Thanks to all who commented on the last post; I'm not up to responding to comments individually, but please know that I read and appreciated every one, and the emails as well.
I feel like I've been underwater for the last three months and am finally surfacing only to discover that the boat's gone down while I was otherwise occupied. My students, predictably, are the best life raft I could ask for. I feel a little guilty about that -- how can they be so awesome when I so clearly don't deserve it right now? -- but I am deeply grateful for them, for their intelligence and patience and goodwill, and I am trying to trust that I will be able to live up to them sooner rather than later.

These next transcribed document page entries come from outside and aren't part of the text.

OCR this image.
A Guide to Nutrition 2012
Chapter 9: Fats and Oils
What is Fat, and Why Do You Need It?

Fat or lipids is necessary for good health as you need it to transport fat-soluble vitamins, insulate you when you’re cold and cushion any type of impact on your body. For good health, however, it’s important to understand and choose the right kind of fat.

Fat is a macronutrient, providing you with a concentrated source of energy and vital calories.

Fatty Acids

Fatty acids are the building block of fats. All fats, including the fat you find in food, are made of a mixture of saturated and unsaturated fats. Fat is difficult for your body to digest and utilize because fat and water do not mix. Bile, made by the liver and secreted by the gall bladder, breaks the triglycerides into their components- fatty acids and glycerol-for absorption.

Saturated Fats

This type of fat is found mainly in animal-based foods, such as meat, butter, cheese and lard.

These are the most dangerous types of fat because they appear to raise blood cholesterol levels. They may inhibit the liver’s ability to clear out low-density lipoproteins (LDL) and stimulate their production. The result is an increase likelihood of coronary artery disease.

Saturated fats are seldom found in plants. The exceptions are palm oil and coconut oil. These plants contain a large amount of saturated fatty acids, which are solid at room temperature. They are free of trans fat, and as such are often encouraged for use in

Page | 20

I am going to have to do some teaching-related and work-related stuff this weekend, because the backlog there is kind of making me want to hide under the bed. But I've been running on fumes for weeks now, so I also need to refuel a bit. And since the weather's lovely, that means going out to spend a good bit of the day in my garden. One of my colleagues is bringing her young daughters over this morning so they can pick raspberries; I'm going to weed the strawberries and plant some long-neglected shrubs that have been sitting forlornly in their pots at the edge of the driveway.
And this evening I'm going to start remastering "Goodbye," the FNL vid that premiered at VVC, because I like that vid and I want to be able to watch it without wincing at glitches, and also because I want to make it available for download in the indeterminate but hopefully not too distant future.
I keep reminding myself that living a balanced life is not something one achieves; it's an ongoing process of negotiation and adjustment and self-calibration. But those things are -- well, they're difficult, and these days I mostly feel tired and sad and not up to the task. So I have also been reminding myself that I can't help how I feel, but I can help how I behave.
Years ago a friend sent me a card that said "I refuse to be ruled by the tyranny of immediacy; I make choices." I stuck it to my computer monitor and it was one of the things that got me through the final death-march of my dissertation. I am thinking of it again today (and wondering where it ended up in the course of the various interim home and office moves) and taking a deep breath and choosing -- to go out and dig in the dirt, to come inside at dusk and be creative, to read and think about the essays I am asking my students to read and think about, to call someone I care about with whom I haven't spoken in too long, to sit for a while with one of the three remaining cats on my lap. Because the fact that I am tired and sad doesn't make the rest of the world I love mean less.